Phase formation, crystal chemistry, and properties in the system Bi 2O 3–Fe 2O 3–Nb 2O 5

Abstract

Subsolidus phase relations have been determined for the Bi 2O 3–Fe 2O 3–Nb 2O 5 system in air (900–1075 °C). Three new ternary phases were observed—Bi 3Fe 0.5Nb 1.5O 9 with an Aurivillius-type structure, and two phases with approximate stoichiometries Bi 17Fe 2Nb 31O 106 and Bi 17Fe 3Nb 30O 105 that appear to be structurally related to Bi 8Nb 18O 57. The fourth ternary phase found in this system is pyrochlore ( A 2 B 2O 6O′), which forms an extensive solid solution region at Bi-deficient stoichiometries (relative to Bi 2FeNbO 7) suggesting that ≈4–15% of the A-sites are occupied by Fe 3+. X-ray powder diffraction data confirmed that all Bi–Fe–Nb–O pyrochlores form with positional displacements, as found for analogous pyrochlores with Zn, Mn, or Co instead of Fe. A structural refinement of the pyrochlore 0.4400:0.2700:0.2900 Bi 2O 3:Fe 2O 3:Nb 2O 5 using neutron powder diffraction data is reported with the A cations displaced (0.43 Å) to 96 g sites and O′ displaced (0.29 Å) to 32 e sites (Bi 1.721Fe 0.190(Fe 0.866Nb 1.134)O 7, Fd3¯ m (#227), a = 10.508 ( 1 ) Å ). This displacive model is somewhat different from that reported for Bi 1.5Zn 0.92Nb 1.5O 6.92, which exhibits twice the concentration of small B-type cations on the A-sites as the Fe system.
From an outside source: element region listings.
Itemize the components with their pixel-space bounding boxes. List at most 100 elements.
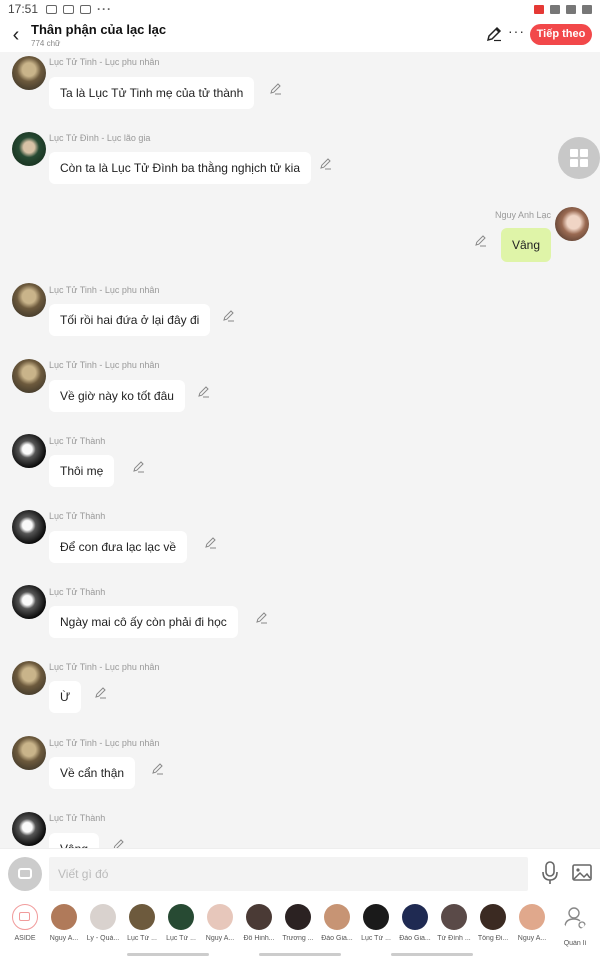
nav-back-button[interactable]	[391, 953, 473, 956]
app-notification-icon	[80, 4, 92, 14]
character-item[interactable]: Đào Gia...	[318, 904, 356, 942]
character-item[interactable]: Nguy A...	[45, 904, 83, 942]
message-bubble[interactable]: Thôi mẹ	[49, 455, 115, 487]
message-bubble[interactable]: Ngày mai cô ấy còn phải đi học	[49, 606, 238, 638]
message-bubble[interactable]: Ta là Lục Tử Tinh mẹ của tử thành	[49, 77, 255, 109]
character-item[interactable]: Lục Tử ...	[357, 904, 395, 942]
character-manager[interactable]: Quản lí	[556, 904, 594, 947]
chat-area[interactable]: Lục Tử Tinh - Lục phu nhân Ta là Lục Tử …	[0, 52, 600, 848]
character-name: Nguy A...	[205, 935, 235, 942]
character-name: Quản lí	[563, 940, 587, 947]
avatar[interactable]	[12, 283, 46, 317]
character-avatar	[480, 904, 506, 930]
mute-icon	[534, 4, 544, 14]
more-notifications-icon: ···	[97, 2, 113, 16]
character-item[interactable]: Đỗ Hinh...	[240, 904, 278, 942]
character-item[interactable]: Lục Tử ...	[123, 904, 161, 942]
image-icon[interactable]	[572, 864, 592, 881]
edit-message-icon[interactable]	[112, 838, 125, 848]
edit-message-icon[interactable]	[151, 762, 164, 775]
avatar[interactable]	[12, 736, 46, 770]
character-item[interactable]: Tử Đình ...	[435, 904, 473, 942]
character-aside[interactable]: ASIDE	[6, 904, 44, 942]
edit-message-icon[interactable]	[197, 385, 210, 398]
edit-message-icon[interactable]	[94, 686, 107, 699]
character-item[interactable]: Lục Tử ...	[162, 904, 200, 942]
edit-message-icon[interactable]	[269, 82, 282, 95]
youtube-notification-icon	[63, 4, 75, 14]
character-name: Đào Gia...	[321, 935, 353, 942]
character-avatar	[363, 904, 389, 930]
message-bubble[interactable]: Về giờ này ko tốt đâu	[49, 380, 185, 412]
battery-icon	[582, 4, 592, 14]
character-name: Nguy A...	[517, 935, 547, 942]
character-avatar	[285, 904, 311, 930]
character-name: Ly - Quả...	[86, 935, 120, 942]
sender-name: Lục Tử Thành	[49, 436, 106, 446]
character-item[interactable]: Nguy A...	[201, 904, 239, 942]
edit-icon[interactable]	[486, 26, 502, 42]
character-avatar	[324, 904, 350, 930]
edit-message-icon[interactable]	[474, 234, 487, 247]
back-icon[interactable]: ‹	[6, 24, 26, 46]
edit-message-icon[interactable]	[204, 536, 217, 549]
character-name: Lục Tử ...	[127, 935, 157, 942]
avatar[interactable]	[12, 434, 46, 468]
sender-name: Nguy Anh Lạc	[494, 210, 551, 220]
avatar[interactable]	[12, 132, 46, 166]
character-name: Đào Gia...	[399, 935, 431, 942]
more-icon[interactable]: ···	[508, 23, 525, 39]
sender-name: Lục Tử Tinh - Lục phu nhân	[49, 57, 160, 67]
sender-name: Lục Tử Tinh - Lục phu nhân	[49, 662, 160, 672]
message-bubble[interactable]: Vâng	[501, 228, 552, 262]
avatar[interactable]	[12, 585, 46, 619]
grid-menu-button[interactable]	[558, 137, 600, 179]
nav-home-button[interactable]	[259, 953, 341, 956]
message-bubble[interactable]: Tối rồi hai đứa ở lại đây đi	[49, 304, 211, 336]
next-button[interactable]: Tiếp theo	[530, 24, 592, 45]
character-avatar	[51, 904, 77, 930]
message-bubble[interactable]: Để con đưa lạc lạc về	[49, 531, 188, 563]
avatar[interactable]	[12, 812, 46, 846]
character-item[interactable]: Ly - Quả...	[84, 904, 122, 942]
edit-message-icon[interactable]	[132, 460, 145, 473]
sender-name: Lục Tử Tinh - Lục phu nhân	[49, 360, 160, 370]
message-bubble[interactable]: Vâng	[49, 833, 100, 848]
character-avatar	[246, 904, 272, 930]
grid-icon	[570, 149, 578, 157]
character-name: Tử Đình ...	[437, 935, 471, 942]
message-bubble[interactable]: Còn ta là Lục Tử Đình ba thằng nghịch tử…	[49, 152, 311, 184]
aside-toggle-button[interactable]	[8, 857, 42, 891]
character-item[interactable]: Tống Đi...	[474, 904, 512, 942]
avatar[interactable]	[12, 661, 46, 695]
avatar[interactable]	[555, 207, 589, 241]
nav-recent-button[interactable]	[127, 953, 209, 956]
gallery-notification-icon	[46, 4, 58, 14]
character-avatar	[207, 904, 233, 930]
message-input[interactable]	[49, 857, 528, 891]
alarm-icon	[566, 4, 576, 14]
avatar[interactable]	[12, 359, 46, 393]
character-item[interactable]: Nguy A...	[513, 904, 551, 942]
message-bubble[interactable]: Về cẩn thận	[49, 757, 136, 789]
character-avatar	[129, 904, 155, 930]
character-name: Tống Đi...	[477, 935, 509, 942]
character-avatar	[441, 904, 467, 930]
sender-name: Lục Tử Tinh - Lục phu nhân	[49, 285, 160, 295]
microphone-icon[interactable]	[541, 861, 559, 885]
edit-message-icon[interactable]	[319, 157, 332, 170]
message-bubble[interactable]: Ừ	[49, 681, 82, 713]
edit-message-icon[interactable]	[222, 309, 235, 322]
sender-name: Lục Tử Thành	[49, 511, 106, 521]
wifi-icon	[550, 4, 560, 14]
character-item[interactable]: Trương ...	[279, 904, 317, 942]
character-name: Trương ...	[282, 935, 314, 942]
character-name: Lục Tử ...	[166, 935, 196, 942]
avatar[interactable]	[12, 510, 46, 544]
edit-message-icon[interactable]	[255, 611, 268, 624]
status-bar: 17:51 ···	[0, 0, 600, 18]
header: ‹ Thân phận của lạc lạc 774 chữ ··· Tiếp…	[0, 18, 600, 52]
character-avatar	[90, 904, 116, 930]
avatar[interactable]	[12, 56, 46, 90]
character-item[interactable]: Đào Gia...	[396, 904, 434, 942]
Bi–Fe–Nb–O pyrochlores exhibited overall paramagnetic behavior with large negative Curie–Weiss temperature intercepts, slight superparamagnetic effects, and depressed observed moments compared to high-spin, spin-only values. The single-phase pyrochlore with composition Bi 1.657Fe 1.092Nb 1.150O 7 exhibited low-temperature dielectric relaxation similar to that observed for Bi 1.5Zn 0.92Nb 1.5O 6.92; at 1 MHz and 200 K the relative permittivity was 125, and above 350 K conductive effects were observed.